Closed yakkomajuri closed 3 years ago
(Not blocking). For the rest of us, would be nice to hear a short summary of the discussion!
Specifically, about how $increment makes ingesting backwards harder, and are we deciding to remove it because 371 gets harder, or because it's not being used - despite some people having asked for it? :)
Yes, thanks for asking. It's important to give visibility.
So $increment
was something that I wanted to build, so when I joined the Extensibility team I used some of my off time to build it as a way of familiarizing myself with the codebase. However, I didn't take it forward, never documenting it and taking a long time to add support for it in posthog-js
.
As a result, it seems nobody uses it. I am not 100% certain of this, but: We don't have mat_$increment
on the events table, and I've timed out queries looking for an event with $increment
. I couldn't find one by sampling either.
That alone could be a reason for dropping it, but it also makes property updates more complicated. Essentially, increment should aways run independently of timestamp, whereas set
and set_once
will become timestamp dependent. The other problem is that the current implementation assumes the user will only increment a given property, and mixing set/set_once with increment is undefined behavior.
To account for timestamps + mixing it with set/set_once we'd need to add some more complex handling that currently isn't justified by its usage. However, the idea here is to revisit this as soon as someone asks for it.
The good news is that the work I did on increment is the seed of #371 , as you can see by looking at https://github.com/PostHog/posthog/pull/6475 :D
Just to expand on the explanation for why increment is complicated:
TLDR: this is way too complex and inc use cases don't require mixing.
The way this in theory is logical to work is we look at increment timestamps and after set/set_once apply the increments from that point forward. Now imagine
inc(a: 1, ts = 1)
inc(a: 20, ts = 2
set(a: 300, ts = 3)
inc(a: 4000, ts = 4)
inc(a: 50000, ts = 5)
we'd want to get a = 54300 (ignoring the increments before the initial set) but if we process it in this order (lots of reasons why we can run into this, e.g. network routing differences/resending):
inc(a: 20, ts = 2)
inc(a: 4000, ts = 4)
set(a: 300, ts = 3)
inc(a: 1, ts = 1)
inc(a: 50000, ts = 5)
When we see set
in order to know that we need to apply 4000 inc and not apply 20 inc we need to know all previous increments and their timestamps (we can optimize this in a way that we keep inc sums from the beginning of time, which means we don't need to look through all of them and sum up, but that makes inc ingestions a bit more work and still requires us to keep all timestamps). For the inc after set we can just compare to the timestamp of the set call, so that's not that tricky. It's even more complex with set_once as that can move backwards in time (if we later see a set_once with earlier timestamp we need to use that instead).
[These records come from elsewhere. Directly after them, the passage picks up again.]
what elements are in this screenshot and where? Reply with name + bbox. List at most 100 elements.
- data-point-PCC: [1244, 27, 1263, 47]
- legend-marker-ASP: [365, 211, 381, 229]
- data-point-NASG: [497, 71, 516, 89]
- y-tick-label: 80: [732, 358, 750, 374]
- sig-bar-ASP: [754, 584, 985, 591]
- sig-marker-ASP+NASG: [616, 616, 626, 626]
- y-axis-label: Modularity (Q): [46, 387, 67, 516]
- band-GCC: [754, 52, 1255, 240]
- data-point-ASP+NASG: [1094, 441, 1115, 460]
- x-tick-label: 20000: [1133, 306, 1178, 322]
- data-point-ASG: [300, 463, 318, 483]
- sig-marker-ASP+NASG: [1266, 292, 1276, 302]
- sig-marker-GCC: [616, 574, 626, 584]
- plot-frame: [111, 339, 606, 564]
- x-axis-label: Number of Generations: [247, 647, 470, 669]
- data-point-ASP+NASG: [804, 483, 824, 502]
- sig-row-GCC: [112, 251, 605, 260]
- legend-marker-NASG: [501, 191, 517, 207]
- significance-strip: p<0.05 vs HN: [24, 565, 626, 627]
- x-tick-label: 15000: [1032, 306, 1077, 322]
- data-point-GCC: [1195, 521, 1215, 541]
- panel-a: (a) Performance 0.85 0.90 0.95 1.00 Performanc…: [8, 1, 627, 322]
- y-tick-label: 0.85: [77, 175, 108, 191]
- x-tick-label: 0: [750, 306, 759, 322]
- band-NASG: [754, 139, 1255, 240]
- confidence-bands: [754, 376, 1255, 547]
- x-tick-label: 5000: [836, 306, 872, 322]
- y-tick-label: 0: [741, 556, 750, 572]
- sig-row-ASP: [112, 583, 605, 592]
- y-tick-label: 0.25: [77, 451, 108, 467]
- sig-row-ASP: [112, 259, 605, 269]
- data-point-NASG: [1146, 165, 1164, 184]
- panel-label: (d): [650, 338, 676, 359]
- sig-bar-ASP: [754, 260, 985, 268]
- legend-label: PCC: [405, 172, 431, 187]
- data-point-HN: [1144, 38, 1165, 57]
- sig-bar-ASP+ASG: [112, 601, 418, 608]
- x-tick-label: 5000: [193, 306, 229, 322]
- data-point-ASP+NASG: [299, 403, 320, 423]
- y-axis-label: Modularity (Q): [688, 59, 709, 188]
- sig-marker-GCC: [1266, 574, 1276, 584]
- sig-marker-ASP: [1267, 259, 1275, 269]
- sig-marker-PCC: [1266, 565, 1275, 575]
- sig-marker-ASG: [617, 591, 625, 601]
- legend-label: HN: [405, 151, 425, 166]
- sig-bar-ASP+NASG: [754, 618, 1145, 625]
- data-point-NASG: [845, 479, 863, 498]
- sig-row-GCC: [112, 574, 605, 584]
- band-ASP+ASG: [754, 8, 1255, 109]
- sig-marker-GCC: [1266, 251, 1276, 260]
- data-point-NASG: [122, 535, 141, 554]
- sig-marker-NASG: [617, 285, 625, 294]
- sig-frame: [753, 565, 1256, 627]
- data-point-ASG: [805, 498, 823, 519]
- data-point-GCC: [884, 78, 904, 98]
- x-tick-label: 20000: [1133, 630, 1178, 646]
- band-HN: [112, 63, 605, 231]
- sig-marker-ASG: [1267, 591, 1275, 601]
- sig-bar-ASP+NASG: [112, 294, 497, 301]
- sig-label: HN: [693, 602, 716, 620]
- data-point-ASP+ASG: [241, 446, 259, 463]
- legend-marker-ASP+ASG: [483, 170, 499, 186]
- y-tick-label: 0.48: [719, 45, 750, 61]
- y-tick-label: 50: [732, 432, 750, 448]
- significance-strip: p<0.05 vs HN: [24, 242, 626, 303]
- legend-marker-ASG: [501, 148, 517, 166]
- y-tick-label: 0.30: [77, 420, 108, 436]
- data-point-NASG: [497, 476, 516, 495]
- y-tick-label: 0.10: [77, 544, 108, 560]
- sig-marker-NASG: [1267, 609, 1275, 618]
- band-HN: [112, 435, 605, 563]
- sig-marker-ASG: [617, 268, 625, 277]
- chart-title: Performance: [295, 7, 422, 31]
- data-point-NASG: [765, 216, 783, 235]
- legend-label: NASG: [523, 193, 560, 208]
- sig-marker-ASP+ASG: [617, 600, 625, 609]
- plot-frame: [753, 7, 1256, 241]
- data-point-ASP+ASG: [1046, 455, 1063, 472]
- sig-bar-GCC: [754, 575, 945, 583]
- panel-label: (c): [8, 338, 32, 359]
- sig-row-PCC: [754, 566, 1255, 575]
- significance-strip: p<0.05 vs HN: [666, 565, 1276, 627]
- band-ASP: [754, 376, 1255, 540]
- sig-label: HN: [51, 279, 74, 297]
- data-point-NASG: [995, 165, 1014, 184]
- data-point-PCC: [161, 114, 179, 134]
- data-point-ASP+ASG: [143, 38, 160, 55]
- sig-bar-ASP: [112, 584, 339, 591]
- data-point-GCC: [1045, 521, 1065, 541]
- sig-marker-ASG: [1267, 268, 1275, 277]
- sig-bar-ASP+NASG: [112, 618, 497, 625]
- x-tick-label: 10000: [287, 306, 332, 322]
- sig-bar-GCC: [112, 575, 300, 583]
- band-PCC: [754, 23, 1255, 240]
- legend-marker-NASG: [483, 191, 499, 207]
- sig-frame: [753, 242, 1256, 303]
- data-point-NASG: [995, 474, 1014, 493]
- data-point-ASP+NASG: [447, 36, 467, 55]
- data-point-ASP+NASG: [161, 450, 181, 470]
However if you think about the use case for why someone would want to use increment we don't really need it to be mixed with set/set_once. The initial value is 0 and then inc can be used to set it to whatever we need initially.
Updates become simple as we'd just ignore timestamps. But ...
Changes
$increment makes #371 a bit harder.
We discussed this at the platform standup and decided to just get rid of this feature for now. Some analysis on events appears to indicate that this is rarely used if at all. This is expected as it was never documented.
This was a feature I originally built as a way of getting familiar with the plugin server. It's nice, but we can revisit when we get a request for it.